Make Em Talk

by digby

It's really too bad that we now have a new rule that nothing ever passes the Senate without 60 votes. I'm not sure when this became business as usual, but the media seem to have absorbed it as if it were set forth in the constitution. No explanations necessary, just a matter of fact.

Kevin Drum beat me to it, but I'm going to re-run the same chart he did to illustrate what a crock this is:



As Kevin says:

As you can see, Republicans aren't just obstructing legislation at normal rates. They're obstructing legislation at three times the usual rate. They're absolutely desperate to keep this stuff off the president's desk, where the only choice is to either sign it or else take the blame for a high-profile veto.

As things stand, though, Republicans will largely avoid blame for their tactics. After all, the first story linked above says only that the DC bill "came up short in the Senate" and the second one that the habeas bill "fell short in the Senate." You have to read with a gimlet eye to figure out how the vote actually broke down, and casual readers will come away thinking that the bills failed because of some kind of generic Washington gridlock, not GOP obstructionism...Would it really be so hard for reporters to make it clear exactly who's responsible for blocking these bills?




Uhm, yes. Aside from telling gripping "stories" about the candidates' inner psychological selves the media believes it has no responsibility to report anything but who's up and who's down and who "wins" and who "loses" in the "game" of politics. The fact that this new 60-vote gambit is purely to protect the president to ever have to veto anything that's popular never comes up.
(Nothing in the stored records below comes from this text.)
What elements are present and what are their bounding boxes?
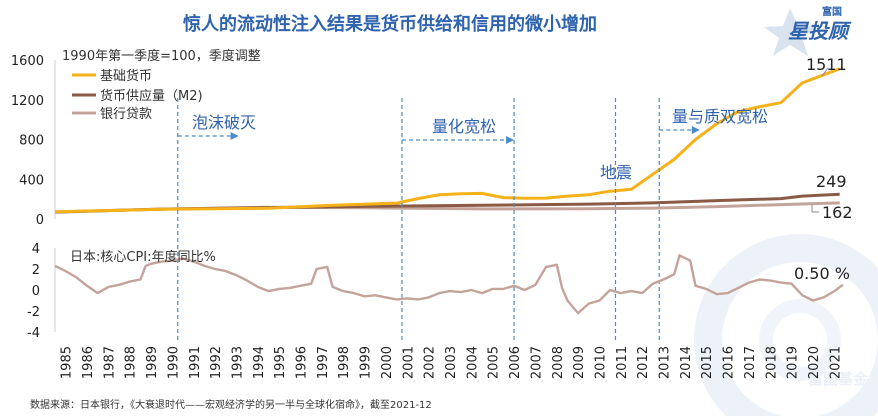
x-tick-label: 2019 <box>786 346 801 379</box>
x-tick-label: 1996 <box>295 346 310 379</box>
x-axis-years: 1985 1986 1987 1988 1989 1990 1991 1992 1993 1994… <box>60 346 844 379</box>
x-tick-label: 1998 <box>337 346 352 379</box>
end-label-loans: 162 <box>822 203 853 222</box>
annotation-earthquake: 地震 <box>600 163 632 182</box>
x-tick-label: 2021 <box>828 346 843 379</box>
bottom-y-axis: -4 -2 0 2 4 <box>27 242 56 341</box>
x-tick-label: 1993 <box>231 346 246 379</box>
bottom-y-tick-label: 4 <box>32 242 40 257</box>
x-tick-label: 1987 <box>102 346 117 379</box>
bottom-series <box>54 254 844 315</box>
brand-logo: 富国 星投顾 <box>764 5 852 56</box>
x-tick-label: 2020 <box>807 346 822 379</box>
top-y-tick-label: 800 <box>19 134 44 149</box>
phase-dividers <box>177 98 700 342</box>
bottom-y-tick-label: -2 <box>27 305 40 320</box>
source-note: 数据来源：日本银行，《大衰退时代——宏观经济学的另一半与全球化宿命》，截至202… <box>30 398 432 411</box>
x-tick-label: 2015 <box>700 346 715 379</box>
x-tick-label: 2002 <box>423 346 438 379</box>
x-tick-label: 2016 <box>722 346 737 379</box>
phase-label-qe: 量化宽松 <box>432 117 496 136</box>
legend-label-base: 基础货币 <box>100 68 152 84</box>
x-tick-label: 2003 <box>444 346 459 379</box>
x-tick-label: 1985 <box>60 346 75 379</box>
x-tick-label: 2013 <box>658 346 673 379</box>
x-tick-label: 1988 <box>124 346 139 379</box>
legend-label-loans: 银行贷款 <box>100 107 152 122</box>
top-y-tick-label: 400 <box>19 173 44 188</box>
phase-arrow-head <box>506 136 515 144</box>
x-tick-label: 1994 <box>252 346 267 379</box>
x-tick-label: 1999 <box>359 346 374 379</box>
bottom-y-tick-label: 0 <box>32 284 40 299</box>
legend: 基础货币 货币供应量（M2) 银行贷款 <box>72 68 203 122</box>
phase-arrow-head <box>230 132 239 140</box>
x-tick-label: 2009 <box>572 346 587 379</box>
brand-big: 星投顾 <box>788 19 852 43</box>
legend-label-m2: 货币供应量（M2) <box>100 88 203 104</box>
phase-arrow-head <box>691 126 700 134</box>
x-tick-label: 2006 <box>508 346 523 379</box>
top-series <box>54 67 841 214</box>
x-tick-label: 2004 <box>465 346 480 379</box>
brand-small: 富国 <box>822 5 842 18</box>
top-chart-note: 1990年第一季度=100，季度调整 <box>62 48 261 64</box>
bottom-y-tick-label: 2 <box>32 263 40 278</box>
watermark-inner <box>759 299 841 381</box>
x-tick-label: 2017 <box>743 346 758 379</box>
watermark-text: 富国基金 <box>808 370 869 388</box>
end-label-base: 1511 <box>806 55 847 74</box>
leader-base <box>821 67 829 77</box>
x-tick-label: 1997 <box>316 346 331 379</box>
top-y-axis: 0 400 800 1200 1600 <box>11 54 56 228</box>
x-tick-label: 2012 <box>636 346 651 379</box>
top-y-tick-label: 0 <box>36 213 44 228</box>
x-tick-label: 2001 <box>401 346 416 379</box>
phase-label-bubble: 泡沫破灭 <box>192 113 256 132</box>
x-tick-label: 1992 <box>209 346 224 379</box>
x-tick-label: 1995 <box>273 346 288 379</box>
top-y-tick-label: 1200 <box>11 94 44 109</box>
watermark-ring <box>694 234 878 416</box>
x-tick-label: 2010 <box>594 346 609 379</box>
series-line-cpi <box>54 254 844 315</box>
x-tick-label: 2018 <box>764 346 779 379</box>
series-line-base <box>54 67 841 214</box>
x-tick-label: 2014 <box>679 346 694 379</box>
end-label-cpi: 0.50 % <box>794 264 850 283</box>
x-tick-label: 2008 <box>551 346 566 379</box>
x-tick-label: 1990 <box>166 346 181 379</box>
x-tick-label: 2011 <box>615 346 630 379</box>
bottom-y-tick-label: -4 <box>27 326 40 341</box>
bottom-chart-note: 日本:核心CPI:年度同比% <box>70 249 216 265</box>
x-tick-label: 2007 <box>529 346 544 379</box>
x-tick-label: 1991 <box>188 346 203 379</box>
x-tick-label: 2005 <box>487 346 502 379</box>
x-tick-label: 2000 <box>380 346 395 379</box>
star-icon <box>764 8 817 56</box>
end-label-m2: 249 <box>816 172 847 191</box>
x-tick-label: 1986 <box>81 346 96 379</box>
phase-label-qqe: 量与质双宽松 <box>672 107 768 126</box>
x-tick-label: 1989 <box>145 346 160 379</box>
top-y-tick-label: 1600 <box>11 54 44 69</box>
page-title: 惊人的流动性注入结果是货币供给和信用的微小增加 <box>183 13 597 35</box>
watermark-logo: 富国基金 <box>694 234 878 416</box>
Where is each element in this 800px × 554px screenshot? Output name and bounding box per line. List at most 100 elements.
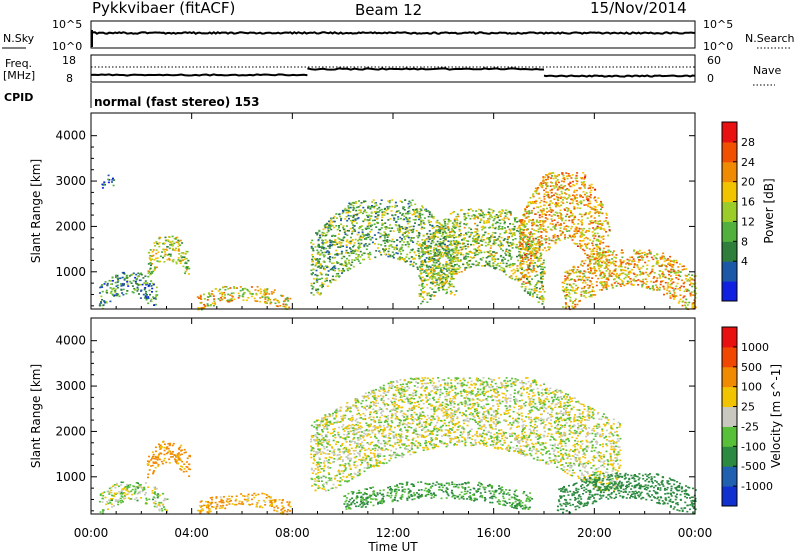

Neither, however, does the the press bother to report this as unusual or that the Republican congress is, in effect, vetoing popular legislation by filibustering everything in sight. In fact, the press is reporting this as if the democrats have failed to move their popular legislation even though they have a majority --- never mentioning that a majority is no longer enough, something that I doubt the public knows.

The Democrats are going to have to force real filibusters. I know that it will disrupt the business of the senate, but there's really no other choice. Look at that chart. The Republicans have successfully halted virtually anything worth doing with these EZ-Filibusters. Forget cloture. Make 'em talk.

I'm still looking forward to hearing Huckleberry Graham doing his dramatic reading of Miss Mellie's death scene. And I hear St John McCain does an amazing rendition of Captain Queeg's "strawberries" soliloquy. Let 'em stand there and blather on until they're hoarse. It's the only way to break this silly deadlock and instruct the country about who's stopping the congress from getting anything done. The press certainly isn't getting the job done. Everybody's blaming the Dems for being ineffectual so they really have no choice but to force these Republicans to filibuster for real or risk paying the price at the ballot box when the Republicans run against the "do-nothing congress."

The restore habeas bill only got 54 votes today. A majority, which had the senate's business been conducted as properly conceived would have either resulted in the Republicans standing up for days and defending the use of torture and indefinite imprisonment or they would have caved and forced their delicate little prince to have to veto the damned thing. Either way it would have been clear that it was the Republicans who like torture, not the Democrats.

And surprisingly, torture and indefinite imprisonment aren't actually popular:


A solid 63% majority of American voters say they favor passage of legislation that would "give Guantánamo detainees the legal right to have their detention reviewed in federal court, and require the government to demonstrate that it has a lawful reason to imprison them." Only one-third (32%) of voters express opposition. This level of support for habeas is more impressive still when one considers that survey participants had been informed that the detainees are "accused terrorists."

Support for the habeas legislation is broad, extending across many demographic lines (see table). For example, we find majority support among both men and women; among whites, African Americans, and Hispanics; and in all regions of the country. Crucial swing political constituencies also voice solid approval, including 66% of independents, 69% of presidential swing voters, and 71% of moderates. Although Republicans are opposed by 58% to 39%, strong opposition is limited to a narrow political base of conservative Republicans (66% opposed) and GOP men (69% opposed). By contrast, a majority of GOP women (53%) and a plurality of moderate-to-liberal Republicans (50%) favor the habeas legislation.


Why should the Republicans in congress get away with shielding themselves and their loathed president from responsibility for doing all this stuff the public doesn't support? Make 'em explain themselves for as long as it takes to break their damned filibuster.


Update: Another good reason to make 'em stand up and defend this crap in a real filibuster:

Jonathan Weisman and Shailagh Murray write in The Washington Post: "With a difficult war debate looming and presidential vetoes for a host of popular legislation threatened, moderate Republicans in Congress are facing a tough choice: Stand by President Bush or run for their political lives.

"Votes are due soon on Iraq, an expansion of a children's health insurance program and an array of spending bills. GOP leaders hope to use them to regain credibility with their base voters as a party for strong defense and fiscal discipline. But moderates, many of them facing the possibility of difficult reelection bids next year, are dreading the expected showdowns."


Republicans are between a rock and a hard place. Democrats should be squeezing as hard as they can.